Dunque, non è vero che le guerre sono nate con la comparsa dell’uomo. Si tratta di una invenzione ben più antica e, molto probabilmente, i Neanderthal non erano certo meno bellicosi dei Sapiens.

Grandi somiglianze

I Neanderthal per stile di vita erano molto simili agli Homo sapiens loro contemporanei: analogamente accendevano il fuoco, seppellivano i defunti, producevano ornamenti a partire dalle conchiglie e dai denti degli animali, creavano disegni e strutture rituali, cacciavano selvaggina di grossa taglia (renna, stambecco, alce, bisonte, rinoceronte, mammut) con l’ausilio di lance, utilizzavano le armi gli uni contro gli altri.

Gli antropologi tedeschi hanno appurato che i traumi cerebrali dei Neanderthal e degli umani del tardo Paleolitico sono della stessa natura. Entrambe le sottospecie presentano numerose fratture all’avambraccio che, secondo gli scienziati, si sarebbero formate in esito a colpi ricevuti in battaglia. E nella grotta Shanidar in Iraq sono stati rinvenuti i resti di un Homo neanderthalensis trafitto nel petto con una lancia.

I dati archeologici confermano che i Neanderthal non erano affatto pacifici e innocui e non avrebbero certo ceduto il proprio territorio ai Sapiens senza combattere.

Primi scontri di una lunga guerra

Le testimonianze più precoci della presenza di Homo sapiens in Eurasia sono due crani di rispettivamente 210.000 e 270.000 anni d’età rinvenuti nella grotta di Apidima nella Grecia meridionale.

I ricercatori ipotizzano che i Sapiens più volte tentarono di stanziarsi in Medio Oriente e nell’Europa sud-orientale, ma incontrarono resistenza.

Secondo le stime degli scienziati, circa 125.000 anni fa i Sapiens cominciarono una espansione “pianificata”: si distribuirono nella Penisola araba, dopo circa 50.000 anni “conquistarono” la Penisola indiana e finalmente circa 55.000 anni fa si spinsero in Europa attraverso il Medio Oriente.

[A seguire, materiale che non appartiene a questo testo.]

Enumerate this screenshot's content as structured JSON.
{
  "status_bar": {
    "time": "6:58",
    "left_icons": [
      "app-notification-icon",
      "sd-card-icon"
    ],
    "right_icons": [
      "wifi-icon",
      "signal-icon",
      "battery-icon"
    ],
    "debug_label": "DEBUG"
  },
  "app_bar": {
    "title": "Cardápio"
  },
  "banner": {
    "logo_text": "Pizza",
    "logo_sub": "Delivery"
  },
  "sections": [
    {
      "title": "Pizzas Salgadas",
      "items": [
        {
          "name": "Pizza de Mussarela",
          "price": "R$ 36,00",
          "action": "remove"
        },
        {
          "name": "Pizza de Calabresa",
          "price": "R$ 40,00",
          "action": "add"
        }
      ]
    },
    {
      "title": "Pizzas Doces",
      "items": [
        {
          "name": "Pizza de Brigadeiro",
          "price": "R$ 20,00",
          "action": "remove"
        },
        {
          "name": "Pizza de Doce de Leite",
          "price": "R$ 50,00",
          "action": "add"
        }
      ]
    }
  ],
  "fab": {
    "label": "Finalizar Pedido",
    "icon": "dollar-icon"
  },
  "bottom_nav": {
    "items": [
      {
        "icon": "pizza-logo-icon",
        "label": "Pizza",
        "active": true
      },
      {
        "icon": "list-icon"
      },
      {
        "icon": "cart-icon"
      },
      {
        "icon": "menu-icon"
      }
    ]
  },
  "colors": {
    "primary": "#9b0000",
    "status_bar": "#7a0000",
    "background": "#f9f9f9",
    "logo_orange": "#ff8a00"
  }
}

Infatti, nell’area circostante il Mar Nero occidentale non sono stati ancora rinvenute tracce legate ai Neanderthal di età inferiore ai 46.000 anni, nella Penisola iberica nulla con meno di 40.000 anni e in Gran Bretagna niente d’età inferiore a 36.000. Sull’Altay gli artefatti più tardivi dei Neanderthal risalgono a 24.000 anni fa.

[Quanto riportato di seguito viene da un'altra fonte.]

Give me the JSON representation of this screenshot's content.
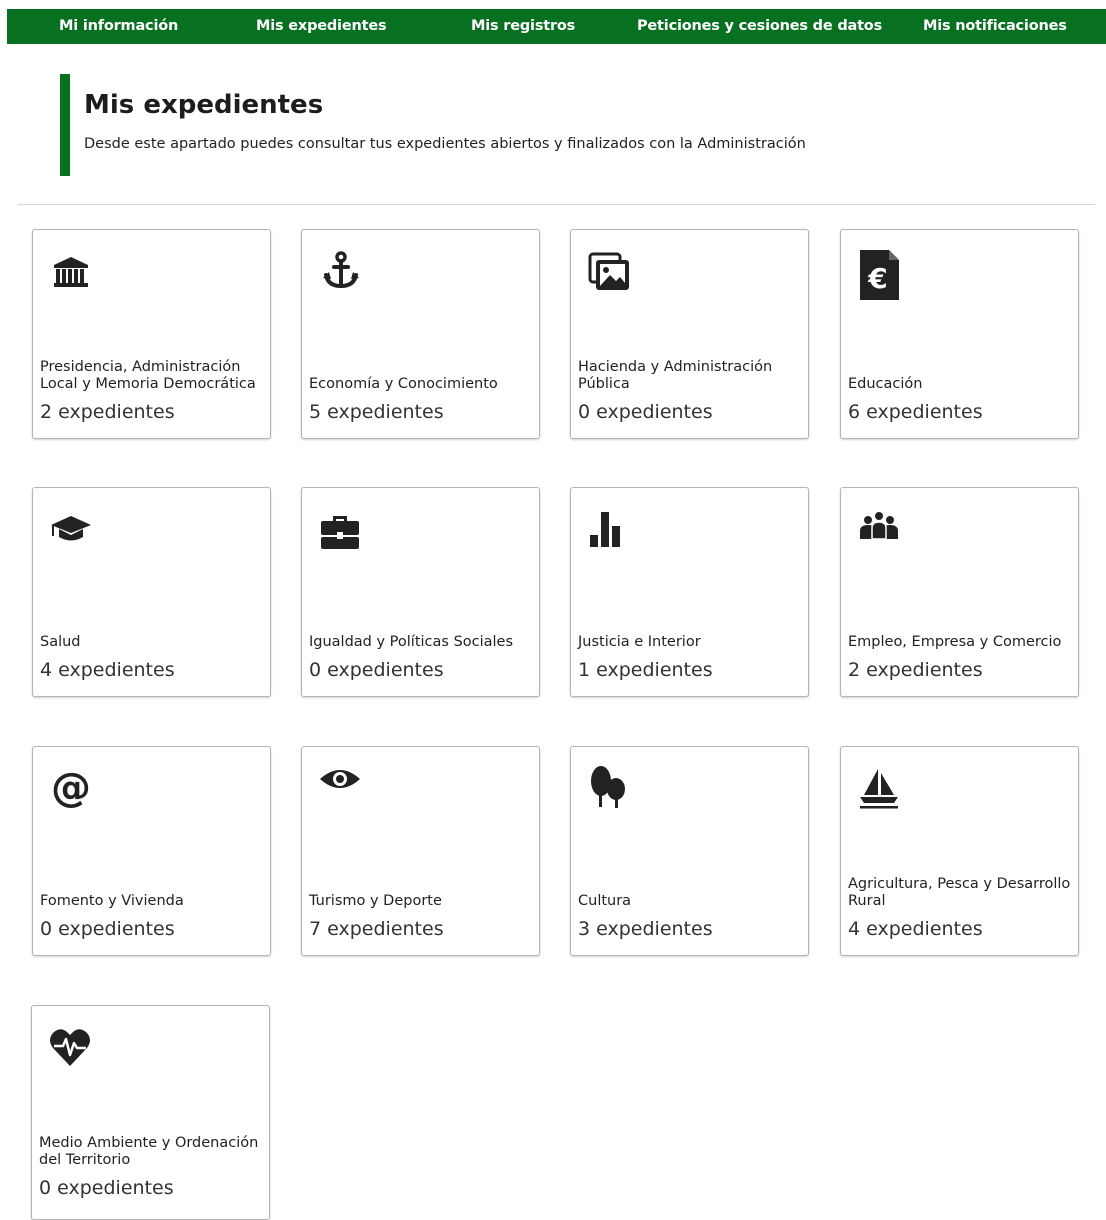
{
  "nav": {
    "items": [
      {
        "label": "Mi información"
      },
      {
        "label": "Mis expedientes"
      },
      {
        "label": "Mis registros"
      },
      {
        "label": "Peticiones y cesiones de datos"
      },
      {
        "label": "Mis notificaciones"
      }
    ],
    "background": "#087021"
  },
  "page": {
    "title": "Mis expedientes",
    "description": "Desde este apartado puedes consultar tus expedientes abiertos y finalizados con la Administración"
  },
  "cards": [
    {
      "icon": "institution-icon",
      "title": "Presidencia, Administración Local y Memoria Democrática",
      "count": "2 expedientes"
    },
    {
      "icon": "anchor-icon",
      "title": "Economía y Conocimiento",
      "count": "5 expedientes"
    },
    {
      "icon": "pictures-icon",
      "title": "Hacienda y Administración Pública",
      "count": "0 expedientes"
    },
    {
      "icon": "euro-document-icon",
      "title": "Educación",
      "count": "6 expedientes"
    },
    {
      "icon": "graduation-cap-icon",
      "title": "Salud",
      "count": "4 expedientes"
    },
    {
      "icon": "briefcase-icon",
      "title": "Igualdad y Políticas Sociales",
      "count": "0 expedientes"
    },
    {
      "icon": "bar-chart-icon",
      "title": "Justicia e Interior",
      "count": "1 expedientes"
    },
    {
      "icon": "people-group-icon",
      "title": "Empleo, Empresa y Comercio",
      "count": "2 expedientes"
    },
    {
      "icon": "at-sign-icon",
      "title": "Fomento y Vivienda",
      "count": "0 expedientes"
    },
    {
      "icon": "eye-icon",
      "title": "Turismo y Deporte",
      "count": "7 expedientes"
    },
    {
      "icon": "trees-icon",
      "title": "Cultura",
      "count": "3 expedientes"
    },
    {
      "icon": "sailboat-icon",
      "title": "Agricultura, Pesca y Desarrollo Rural",
      "count": "4 expedientes"
    },
    {
      "icon": "heartbeat-icon",
      "title": "Medio Ambiente y Ordenación del Territorio",
      "count": "0 expedientes"
    }
  ]
}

I Neanderthal non cedettero senza combattere: infatti, circa 100.000 anni fa opposero resistenza all’avanzata dei Sapiens.

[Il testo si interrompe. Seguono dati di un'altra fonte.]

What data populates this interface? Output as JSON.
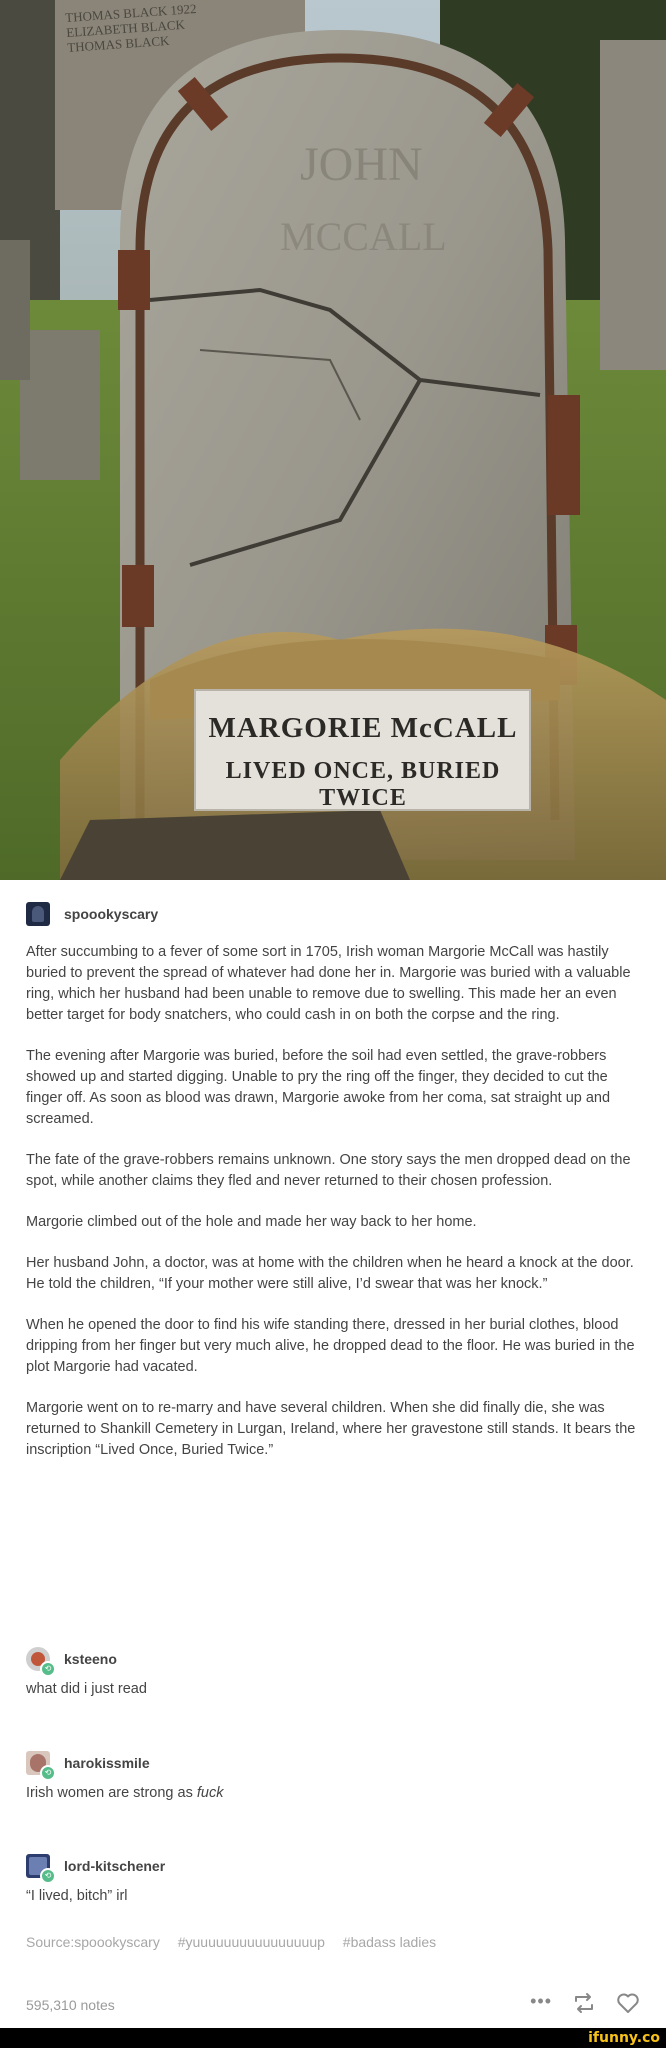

La lotta più lunga ebbe luogo in Medio Oriente dove i Neanderthal si sentivano a loro agio per via del clima mite e per l’abbondanza di cibo animale e vegetale. I primi Sapiens giunsero in quest’area 90.000 anni fa, mentre i Neanderthal scomparvero dopo 45.000 anni.

La conferma del supercomputer

Scienziati sudcoreani del Centro di fisica del clima dell’Istituto di scienze fondamentali di Pusan hanno utilizzato un supercomputer per verificare le differenti ipotesi relative alla scomparsa dei Neanderthal in Europa tra 43.000 e 48.000 anni fa.

Il modello matematico ha tenuto in considerazione i processi migratori dei Neanderthal e dei Sapiens, le loro interazioni, la concorrenza tra di loro, le mescolanze genetiche a condizioni di temperatura, precipitazioni e accesso al cibo variabili.

I risultati della simulazione hanno dimostrato che né i cambiamenti climatici né l’endogamia né l’assimilazione con i Sapiens riescono a spiegare la scomparsa in un così breve periodo di tempo per la storia dell’evoluzione di una specie e la contestuale sua sostituzione con un’altra specie ad essa imparentata.

Le spiegazioni più verosimili secondo il modello quantitativo utilizzato sono: la superiorità dei Sapiens nelle armi e nelle metodologie di caccia, l’assenza nei Neanderthal di immunità ai patogeni importati o la distruzione diretta dei Neanderthal ad opera dei Sapiens.

In ogni caso gli scienziati hanno confermato un’altra volta che la ragione principale dell’estinzione dei Neanderthal fu l’arrivo in Europa dei Sapiens.